I created a new repository, created a backup, which runs fine with no errors and afterwards perform a “restic […] stats --mode restore-size” command. Even the repository contains only the one snapshot created before and no matter if i set it up to be a remote or local backup it fails with the following command:

Command:

nice -n 10 sudo -u ‘root’ RCLONE_CONFIG=‘/backup-keyhelp/root/11_20260115_114913_240651/rclone’ restic --cache-dir ‘/backup-keyhelp/root/cache/’ --json --repo ‘rclone:rclone-storage:/backup/repository-ec0i7/’ --password-file ‘/backup-keyhelp/root/11_20260115_114913_240651/restic_password’ stats --mode restore-size
Error could not load snapshots: context canceled

Response:

{“message_type”:“exit_error”,“code”:1,“message”:“error walking snapshot: walking tree 32859ce40dd0c98a37a9eab7a7c93e64b36d5334bfab93910ef70d425a7e513d: read blob \u003ctree/75a9bff6\u003e from f8eec125: wrong data returned, hash is 695c29c991efaa9cf8674934023bf6abcc88dc439b0a71847662744a7090df3f”}

If i now wait some minutes and check again with the command, it works.
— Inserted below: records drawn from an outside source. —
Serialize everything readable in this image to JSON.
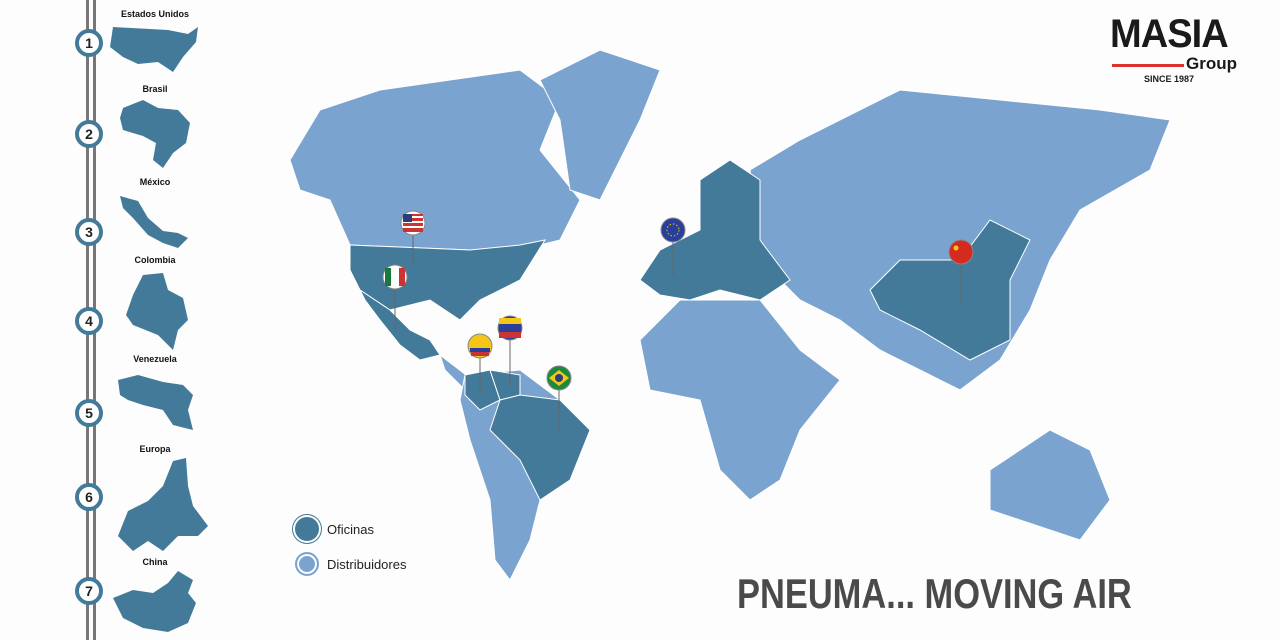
{
  "colors": {
    "offices": "#437a99",
    "distributors": "#7ba3cf",
    "accent": "#d9332b"
  },
  "steps": [
    {
      "num": "1",
      "country": "Estados Unidos"
    },
    {
      "num": "2",
      "country": "Brasil"
    },
    {
      "num": "3",
      "country": "México"
    },
    {
      "num": "4",
      "country": "Colombia"
    },
    {
      "num": "5",
      "country": "Venezuela"
    },
    {
      "num": "6",
      "country": "Europa"
    },
    {
      "num": "7",
      "country": "China"
    }
  ],
  "logo": {
    "name": "MASIA",
    "sub": "Group",
    "since": "SINCE 1987"
  },
  "legend": {
    "offices": "Oficinas",
    "distributors": "Distribuidores"
  },
  "pins": [
    "usa-flag",
    "mexico-flag",
    "colombia-flag",
    "venezuela-flag",
    "brazil-flag",
    "eu-flag",
    "china-flag"
  ],
  "tagline": "PNEUMA... MOVING AIR"
}
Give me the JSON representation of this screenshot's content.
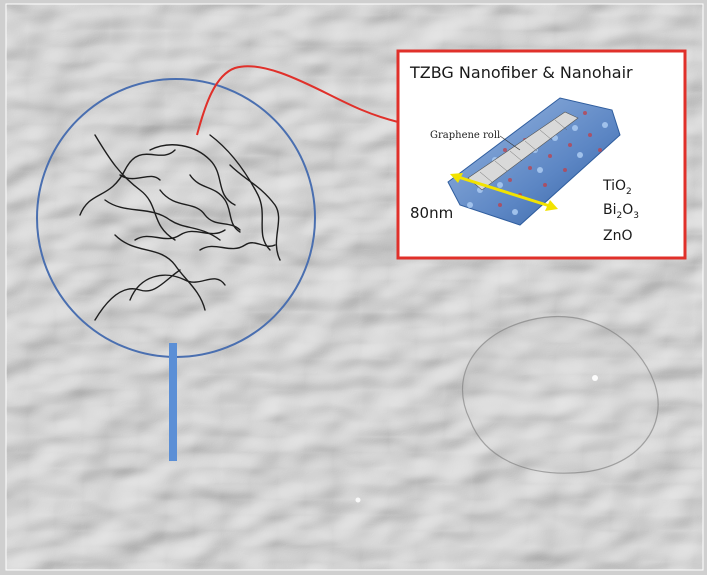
{
  "callout": {
    "title": "TZBG Nanofiber & Nanohair",
    "graphene_label": "Graphene roll",
    "dimension_label": "80nm",
    "materials": [
      {
        "base": "Ti",
        "sub1": "O",
        "sub1_num": "2",
        "rest": ""
      },
      {
        "base": "Bi",
        "sub1": "",
        "sub1_num": "2",
        "rest": "O",
        "rest_num": "3"
      },
      {
        "base": "ZnO"
      }
    ]
  },
  "colors": {
    "callout_border": "#e0302a",
    "connector_line": "#e0302a",
    "magnifier_circle": "#4a6fb0",
    "magnifier_handle": "#5b8fd6",
    "dimension_arrow": "#f2e300",
    "fiber_blue": "#3f7fc9",
    "fiber_red": "#c0404a"
  },
  "icons": {
    "magnifier": "magnifier-icon",
    "nanofiber_bundle": "nanofiber-bundle-icon"
  }
}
Why does it work after some wait time, why did it not work beforehand?

Some additional information:

This is the information i receive right after the backup:
Total processed: 413.46 GiB
Snapshot ID: ef95a8b5f72bececf0d1b7ec4b2320036122fd3a8540005aad376f062d83a690 Files: New: 3052285 / Changed: 0 / Untouched: 0
Directories: New: 191275 / Changed: 0 / Untouched: 0

Scenario #2)

I have a repository on the same server, containing 19 snapshots of the same files, this time it is a remote repository and here the “restic […] stats --mode restore-size” never works and always produce errors like “error walking snapshot: walking tree … read blob … from … wrong data returned, hash is …”

I have run the check command “restic […] check –read-data” → no issues reported

using temporary cache in /backup-keyhelp/root/cache/restic-check-cache-1690946878
create exclusive lock for repository
repository 4f3ab639 opened (version 2, compression level auto)
created new cache in /backup-keyhelp/root/cache/restic-check-cache-1690946878
load indexes
[0:01] 100.00% 21 / 21 index files loaded
check all packs
check snapshots, trees and blobs
[0:09] 100.00% 19 / 19 snapshots
read all data
[34:11] 100.00% 9114

I have tried to repair the index → same result

Switched RAM → same result

As i receive the same error as in the “lesser complicated” scenario #1, guess finding the root cause of it there will also help in the more complex scenario #2.

Thank you very much for taking your time to help or guide me in the right direction!

Restic Version: restic 0.18.1 compiled with go1.25.1 on linux/amd64
Rclone Version: rclone v1.72.1

  • os/version: debian 12.13 (64 bit)
  • os/kernel: 6.1.0-41-amd64 (x86_64)
  • os/type: linux
  • os/arch: amd64
  • go/version: go1.25.5
  • go/linking: static
  • go/tags: none

Does it always complain about the same tree ID or different ones? This very much looks like a bitflip somewhere in the hardware. (there are way more weird failure modes than just problematic RAM).

You mean that command succeeds on server B, but always fails on server A? That would be another indicator that server A has some kind of defect.

wrong data returned, hash is … means that the encrypted data is correctly authenticated, but after decompression it yields the wrong data (or the hash calculation returns the wrong hash). It’s not possible for one server succeed and the other one to fail unless there’s a problem that throws of the integrity check calculation. The data is likely fine.

However, you could try whether the following helps restic repair packs $(restic list packs | grep f8eec125). Make sure to run this on the server that does NOT return an error during check.